Nesse cenário, Mônica Peixoto identifica que pesquisadores e profissionais da saúde têm se dedicado a categorizar o “amor patológico” como doença e a propor seu diagnóstico e tratamento. Também tem se observado a formação de profissionais do campo “psi” capacitados para diagnosticar tal “transtorno”. Da mesma forma, serviços especializados já são oferecidos em São Paulo, na Universidade de São Paulo (USP), e no Rio de Janeiro, na Santa Casa de Misericórdia, embora a comunidade científica não tenha definido o “amor patológico” como diagnóstico oficial. “Assim, o ‘amar demais’ vem sendo promovido como ‘doença’ tanto pelo campo científico, onde não há um consenso em torno do assunto, quanto pelas participantes do grupo ‘mulheres que amam demais anônimas’, orientadas pela literatura de autoajuda de Norwood. Portanto, o processo de medicalização envolve uma interação complexa de diversos atores sociais”, observa Mônica Peixoto.

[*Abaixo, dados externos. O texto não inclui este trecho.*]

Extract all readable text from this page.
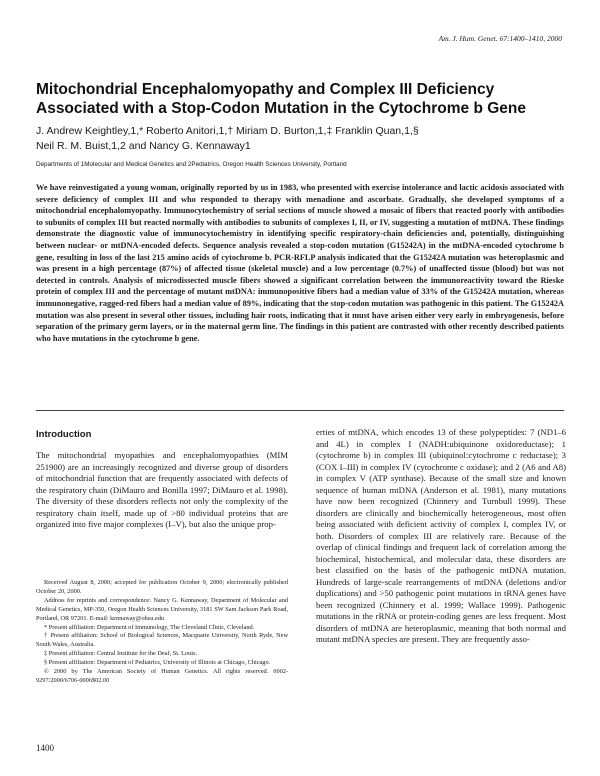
Am. J. Hum. Genet. 67:1400–1410, 2000
Mitochondrial Encephalomyopathy and Complex III Deficiency Associated with a Stop-Codon Mutation in the Cytochrome b Gene
J. Andrew Keightley,1,* Roberto Anitori,1,† Miriam D. Burton,1,‡ Franklin Quan,1,§
Neil R. M. Buist,1,2 and Nancy G. Kennaway1
Departments of 1Molecular and Medical Genetics and 2Pediatrics, Oregon Health Sciences University, Portland

We have reinvestigated a young woman, originally reported by us in 1983, who presented with exercise intolerance and lactic acidosis associated with severe deficiency of complex III and who responded to therapy with menadione and ascorbate. Gradually, she developed symptoms of a mitochondrial encephalomyopathy. Immunocytochemistry of serial sections of muscle showed a mosaic of fibers that reacted poorly with antibodies to subunits of complex III but reacted normally with antibodies to subunits of complexes I, II, or IV, suggesting a mutation of mtDNA. These findings demonstrate the diagnostic value of immunocytochemistry in identifying specific respiratory-chain deficiencies and, potentially, distinguishing between nuclear- or mtDNA-encoded defects. Sequence analysis revealed a stop-codon mutation (G15242A) in the mtDNA-encoded cytochrome b gene, resulting in loss of the last 215 amino acids of cytochrome b. PCR-RFLP analysis indicated that the G15242A mutation was heteroplasmic and was present in a high percentage (87%) of affected tissue (skeletal muscle) and a low percentage (0.7%) of unaffected tissue (blood) but was not detected in controls. Analysis of microdissected muscle fibers showed a significant correlation between the immunoreactivity toward the Rieske protein of complex III and the percentage of mutant mtDNA: immunopositive fibers had a median value of 33% of the G15242A mutation, whereas immunonegative, ragged-red fibers had a median value of 89%, indicating that the stop-codon mutation was pathogenic in this patient. The G15242A mutation was also present in several other tissues, including hair roots, indicating that it must have arisen either very early in embryogenesis, before separation of the primary germ layers, or in the maternal germ line. The findings in this patient are contrasted with other recently described patients who have mutations in the cytochrome b gene.

Introduction

The mitochondrial myopathies and encephalomyopathies (MIM 251900) are an increasingly recognized and diverse group of disorders of mitochondrial function that are frequently associated with defects of the respiratory chain (DiMauro and Bonilla 1997; DiMauro et al. 1998). The diversity of these disorders reflects not only the complexity of the respiratory chain itself, made up of >80 individual proteins that are organized into five major complexes (I–V), but also the unique prop-

Received August 8, 2000; accepted for publication October 9, 2000; electronically published October 20, 2000.

Address for reprints and correspondence: Nancy G. Kennaway, Department of Molecular and Medical Genetics, MP-350, Oregon Health Sciences University, 3181 SW Sam Jackson Park Road, Portland, OR 97201. E-mail: kennaway@ohsu.edu

* Present affiliation: Department of Immunology, The Cleveland Clinic, Cleveland.

† Present affiliation: School of Biological Sciences, Macquarie University, North Ryde, New South Wales, Australia.

‡ Present affiliation: Central Institute for the Deaf, St. Louis.

§ Present affiliation: Department of Pediatrics, University of Illinois at Chicago, Chicago.

© 2000 by The American Society of Human Genetics. All rights reserved. 0002-9297/2000/6706-0006$02.00

erties of mtDNA, which encodes 13 of these polypeptides: 7 (ND1–6 and 4L) in complex I (NADH:ubiquinone oxidoreductase); 1 (cytochrome b) in complex III (ubiquinol:cytochrome c reductase); 3 (COX I–III) in complex IV (cytochrome c oxidase); and 2 (A6 and A8) in complex V (ATP synthase). Because of the small size and known sequence of human mtDNA (Anderson et al. 1981), many mutations have now been recognized (Chinnery and Turnbull 1999). These disorders are clinically and biochemically heterogeneous, most often being associated with deficient activity of complex I, complex IV, or both. Disorders of complex III are relatively rare. Because of the overlap of clinical findings and frequent lack of correlation among the biochemical, histochemical, and molecular data, these disorders are best classified on the basis of the pathogenic mtDNA mutation. Hundreds of large-scale rearrangements of mtDNA (deletions and/or duplications) and >50 pathogenic point mutations in tRNA genes have been recognized (Chinnery et al. 1999; Wallace 1999). Pathogenic mutations in the rRNA or protein-coding genes are less frequent. Most disorders of mtDNA are heteroplasmic, meaning that both normal and mutant mtDNA species are present. They are frequently asso-

1400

Na dinâmica do MADA, conforme observa Astrid Johana, a construção do sujeito mulher passa pela lógica do controle, de uma perspectiva individualizada. O “amar demais” é visto como um rompimento do ideal estético de amor romântico, o que exige que haja uma reação das mulheres contra tal situação, vista como “doentia”, por meio de uma “economia dos vínculos sociais”. “Assim, as mulheres são condicionadas a práticas de autocontrole constante. Há uma ‘racionalização das emoções’, na medida em que se pensa quando se deve ‘investir’ num relacionamento, o que na maioria das vezes está determinado pelo tempo e pelo dinheiro”, afirma Astrid.
A discussão do MADA, para ambas as pesquisadoras, destaca como as formas de regulação se cruzam e mesclam aspectos morais e médicos. Conforme lembra Mônica Peixoto, a concepção do “amar demais” se apresenta ora como “doença”, ora como “vício”. “O entendimento como ‘vício’ está no terreno da moral. Ao mesmo tempo, a interpretação como ‘doença’ se apresenta como desafio aos padrões classificatórios, fazendo dela uma ‘doença’ suis generis. Desta forma, o fenômeno MADA é ambíguo e parece se mover no meio-fio entre o moral e o psicológico/médico. Essa ambiguidade também aparece no discurso das entrevistadas. Fica evidente a existência de um discurso medicalizado, identificado através do uso de terminologias médicas. Todavia, o entendimento de que fatores de contexto familiar causam o ‘amar demais’ é um importante argumento para sua leitura como construção social”, argumenta Mônica.
Astrid Johana Pardo faz leitura semelhante, apontando como as dimensões moral e médica se entrelaçam no percurso da história. “Segundo Foucault, a medicalização do século XIX inicia um processo de deslocamento de diferentes aspectos da vida cotidiana, como a sexualidade e os estados emocionais, da esfera moral para o âmbito da saúde. Pode-se, inclusive, afirmar que a medicina vai se forjar como uma nova autoridade moral, que julga o certo e o errado, que dissolve o controle da moral por parte da igreja deslocando-o para o campo dos saberes como a medicina e as disciplinas psi (psicologia, psiquiatria, psicanálise). Pode-se afirmar que tanto a categoria ‘vício’ quanto a categoria ‘doença’ no contexto do MADA cumprem a mesma função com relação a julgamento moral”, conclui Astrid.
A compreensão aprofundada do ponto de vista das ‘mulheres que amam demais’, para quem transitar pelo grupo, é ao mesmo tempo se sujeitar ao seu papel feminino e se liberar das amarras do amor romântico, como mostram as pesquisas de Astrid e de Mônica, que permitem perceber aspectos paradoxais do fenômeno da autoajuda e da medicalização da vida cotidiana.